Dual-energy CT quantitative parameters for the differentiation of benign from malignant lesions and the prediction of histopathological and molecular subtypes in breast cancer.

Background: Dual-energy computed tomography (DECT) is widely used to characterize and differentiate tumors. However, data regarding its diagnostic performance for the characterization of breast tumors are limited. In this study, we assessed the diagnostic performance of quantitative parameters derived from DECT in differentiating benign from malignant lesions and predicting histopathological and molecular subtypes in patients with breast cancer.

Methods: Dual-phase contrast-enhanced DECT of the thorax was performed on participants with breast tumors. Conventional CT attenuation and DECT quantitative parameters, including normalized iodine concentration (NIC), the slope of the spectral Hounsfield unit curve (λ), and normalized effective atomic number (nZ), were obtained and compared between benign and malignant lesions, invasive non-special carcinoma, and ductal carcinoma in situ (DCIS), and among the four molecular subtypes of breast cancer. The diagnostic performance of the quantitative parameters was analyzed using receiver operating characteristic (ROC) curves.
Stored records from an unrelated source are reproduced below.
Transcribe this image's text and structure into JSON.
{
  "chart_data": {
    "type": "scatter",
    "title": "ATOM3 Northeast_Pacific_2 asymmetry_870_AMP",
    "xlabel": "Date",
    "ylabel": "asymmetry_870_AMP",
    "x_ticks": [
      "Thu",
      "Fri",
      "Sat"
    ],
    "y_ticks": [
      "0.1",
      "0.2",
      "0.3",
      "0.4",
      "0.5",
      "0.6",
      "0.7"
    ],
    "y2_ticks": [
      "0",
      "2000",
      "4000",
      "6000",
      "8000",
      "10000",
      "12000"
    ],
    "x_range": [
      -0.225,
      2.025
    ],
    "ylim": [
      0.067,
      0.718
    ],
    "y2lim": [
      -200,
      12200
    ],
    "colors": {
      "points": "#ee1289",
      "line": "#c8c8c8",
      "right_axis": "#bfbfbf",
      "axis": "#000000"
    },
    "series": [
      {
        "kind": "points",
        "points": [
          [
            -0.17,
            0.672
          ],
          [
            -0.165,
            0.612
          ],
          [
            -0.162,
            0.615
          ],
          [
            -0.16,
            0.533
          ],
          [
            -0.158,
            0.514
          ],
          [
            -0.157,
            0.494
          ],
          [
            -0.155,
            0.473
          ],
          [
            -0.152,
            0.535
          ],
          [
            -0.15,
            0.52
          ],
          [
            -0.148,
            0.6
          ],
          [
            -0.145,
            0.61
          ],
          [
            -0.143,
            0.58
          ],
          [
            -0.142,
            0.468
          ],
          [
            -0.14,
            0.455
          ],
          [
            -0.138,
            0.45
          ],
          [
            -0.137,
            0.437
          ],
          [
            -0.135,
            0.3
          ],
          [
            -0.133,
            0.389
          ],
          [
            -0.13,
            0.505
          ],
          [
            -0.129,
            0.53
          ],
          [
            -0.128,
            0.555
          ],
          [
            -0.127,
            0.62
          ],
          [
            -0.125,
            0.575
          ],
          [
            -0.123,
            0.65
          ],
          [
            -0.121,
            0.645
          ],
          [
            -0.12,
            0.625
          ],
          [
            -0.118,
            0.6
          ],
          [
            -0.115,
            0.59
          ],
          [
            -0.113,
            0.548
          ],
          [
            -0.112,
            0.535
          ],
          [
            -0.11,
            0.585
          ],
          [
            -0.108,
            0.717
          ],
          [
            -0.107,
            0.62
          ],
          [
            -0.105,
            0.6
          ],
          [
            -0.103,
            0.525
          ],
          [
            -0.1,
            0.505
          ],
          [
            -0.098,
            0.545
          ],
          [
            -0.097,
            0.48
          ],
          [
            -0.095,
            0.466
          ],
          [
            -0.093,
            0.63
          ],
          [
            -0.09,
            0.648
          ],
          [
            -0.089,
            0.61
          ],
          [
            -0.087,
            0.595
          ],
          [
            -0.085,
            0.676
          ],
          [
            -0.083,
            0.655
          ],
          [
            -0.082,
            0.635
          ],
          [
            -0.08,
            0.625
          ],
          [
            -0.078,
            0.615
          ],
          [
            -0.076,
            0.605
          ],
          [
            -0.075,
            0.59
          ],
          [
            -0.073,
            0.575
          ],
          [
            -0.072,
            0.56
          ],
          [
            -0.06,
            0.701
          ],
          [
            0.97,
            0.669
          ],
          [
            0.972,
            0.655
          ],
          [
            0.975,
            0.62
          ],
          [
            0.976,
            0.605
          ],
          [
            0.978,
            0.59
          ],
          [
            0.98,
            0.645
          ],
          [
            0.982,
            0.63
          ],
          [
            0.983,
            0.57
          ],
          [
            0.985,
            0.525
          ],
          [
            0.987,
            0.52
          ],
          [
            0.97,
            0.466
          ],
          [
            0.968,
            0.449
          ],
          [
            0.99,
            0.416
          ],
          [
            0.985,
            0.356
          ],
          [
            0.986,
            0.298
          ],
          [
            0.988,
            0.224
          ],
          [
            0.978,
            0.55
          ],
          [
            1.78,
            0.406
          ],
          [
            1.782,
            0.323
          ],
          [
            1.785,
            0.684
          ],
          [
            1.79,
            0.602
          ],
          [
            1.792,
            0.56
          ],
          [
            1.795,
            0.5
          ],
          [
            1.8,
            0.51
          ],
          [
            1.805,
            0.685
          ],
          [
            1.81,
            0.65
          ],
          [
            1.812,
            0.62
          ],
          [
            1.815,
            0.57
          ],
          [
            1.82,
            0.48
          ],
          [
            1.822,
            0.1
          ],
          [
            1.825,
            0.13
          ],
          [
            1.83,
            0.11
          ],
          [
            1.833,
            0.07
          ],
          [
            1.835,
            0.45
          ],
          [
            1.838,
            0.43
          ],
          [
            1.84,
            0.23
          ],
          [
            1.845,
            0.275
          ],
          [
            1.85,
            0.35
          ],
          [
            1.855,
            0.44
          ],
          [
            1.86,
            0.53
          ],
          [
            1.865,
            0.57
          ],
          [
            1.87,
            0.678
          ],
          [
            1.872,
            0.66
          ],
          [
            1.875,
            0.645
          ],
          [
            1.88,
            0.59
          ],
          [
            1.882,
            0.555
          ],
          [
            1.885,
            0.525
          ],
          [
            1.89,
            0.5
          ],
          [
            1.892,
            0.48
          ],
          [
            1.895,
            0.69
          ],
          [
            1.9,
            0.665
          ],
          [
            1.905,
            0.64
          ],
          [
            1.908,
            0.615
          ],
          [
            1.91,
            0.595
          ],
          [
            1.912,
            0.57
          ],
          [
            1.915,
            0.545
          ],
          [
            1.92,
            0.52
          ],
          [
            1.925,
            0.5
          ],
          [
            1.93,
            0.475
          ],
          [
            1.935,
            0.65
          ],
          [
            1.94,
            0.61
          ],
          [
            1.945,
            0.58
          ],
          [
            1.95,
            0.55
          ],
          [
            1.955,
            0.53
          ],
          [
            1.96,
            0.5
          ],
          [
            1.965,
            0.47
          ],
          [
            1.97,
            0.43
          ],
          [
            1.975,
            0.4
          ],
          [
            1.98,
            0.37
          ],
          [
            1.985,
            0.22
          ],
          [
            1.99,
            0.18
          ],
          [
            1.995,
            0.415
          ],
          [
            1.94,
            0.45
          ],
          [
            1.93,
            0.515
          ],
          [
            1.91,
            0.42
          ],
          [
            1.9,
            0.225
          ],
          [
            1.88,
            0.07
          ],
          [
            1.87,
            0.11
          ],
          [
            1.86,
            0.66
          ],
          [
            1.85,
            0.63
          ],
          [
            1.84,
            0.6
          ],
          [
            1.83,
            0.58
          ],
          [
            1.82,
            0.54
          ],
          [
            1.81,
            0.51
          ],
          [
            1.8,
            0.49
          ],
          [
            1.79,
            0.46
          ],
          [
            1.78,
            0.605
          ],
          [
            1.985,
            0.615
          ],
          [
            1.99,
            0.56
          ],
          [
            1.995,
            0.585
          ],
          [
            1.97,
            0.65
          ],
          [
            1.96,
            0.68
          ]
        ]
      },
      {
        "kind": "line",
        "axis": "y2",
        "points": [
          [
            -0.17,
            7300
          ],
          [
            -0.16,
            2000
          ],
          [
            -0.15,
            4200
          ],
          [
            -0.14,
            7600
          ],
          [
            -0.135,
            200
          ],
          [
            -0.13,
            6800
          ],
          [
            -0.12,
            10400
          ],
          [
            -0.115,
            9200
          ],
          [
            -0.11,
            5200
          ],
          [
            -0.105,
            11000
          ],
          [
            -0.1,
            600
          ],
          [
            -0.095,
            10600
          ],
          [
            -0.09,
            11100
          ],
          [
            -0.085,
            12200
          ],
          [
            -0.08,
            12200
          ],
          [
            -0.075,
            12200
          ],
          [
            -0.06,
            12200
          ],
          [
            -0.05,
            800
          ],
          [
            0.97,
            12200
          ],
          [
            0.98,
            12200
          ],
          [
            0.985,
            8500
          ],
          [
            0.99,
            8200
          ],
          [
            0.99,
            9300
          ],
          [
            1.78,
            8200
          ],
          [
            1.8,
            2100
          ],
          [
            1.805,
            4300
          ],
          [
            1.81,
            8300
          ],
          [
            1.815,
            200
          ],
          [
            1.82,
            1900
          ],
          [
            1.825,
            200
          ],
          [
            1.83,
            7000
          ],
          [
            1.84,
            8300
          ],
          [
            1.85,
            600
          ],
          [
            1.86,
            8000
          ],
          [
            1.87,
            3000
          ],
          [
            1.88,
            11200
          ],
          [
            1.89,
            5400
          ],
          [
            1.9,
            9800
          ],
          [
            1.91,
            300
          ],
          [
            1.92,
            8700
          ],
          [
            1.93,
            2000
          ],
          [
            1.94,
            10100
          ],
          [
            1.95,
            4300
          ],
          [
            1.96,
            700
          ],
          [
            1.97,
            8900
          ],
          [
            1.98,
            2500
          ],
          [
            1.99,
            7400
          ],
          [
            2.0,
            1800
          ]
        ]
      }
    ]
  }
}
Results: This study included 130 participants with 161 breast lesions (44 benign and 117 malignant). In the arterial and venous phase, NICs, λ, nZ, and attenuation were higher in malignant lesions than benign lesions (all P<0.001). The venous phase λ had the best differential diagnostic capability, with an area under the curve (AUC) of 0.90, a sensitivity of 84.1% (37 of 44), a specificity of 86.3% (101 of 117), and an accuracy of 85.7% (138 of 161). The NICs in the arterial and venous phases were higher in invasive non-special carcinoma than DCIS (both P<0.001). In terms of diagnostic performance, NIC in the venous phase had an AUC of 0.77, a sensitivity of 75.0% (12 of 16), a specificity of 81.2% (82 of 101), and an accuracy of 80.3% (94 of 117). The luminal A subtype produced a lower venous phase NIC, and arterial and venous phase nZ than the non-luminal A subtype (AUC of 0.91 for the combination of these three parameters).

Conclusions: Dual-energy CT quantitative parameters are a feasible and valuable noninvasive means of differentiating between benign and malignant lesions, and predicting histopathological and molecular subtypes in patients with breast cancer.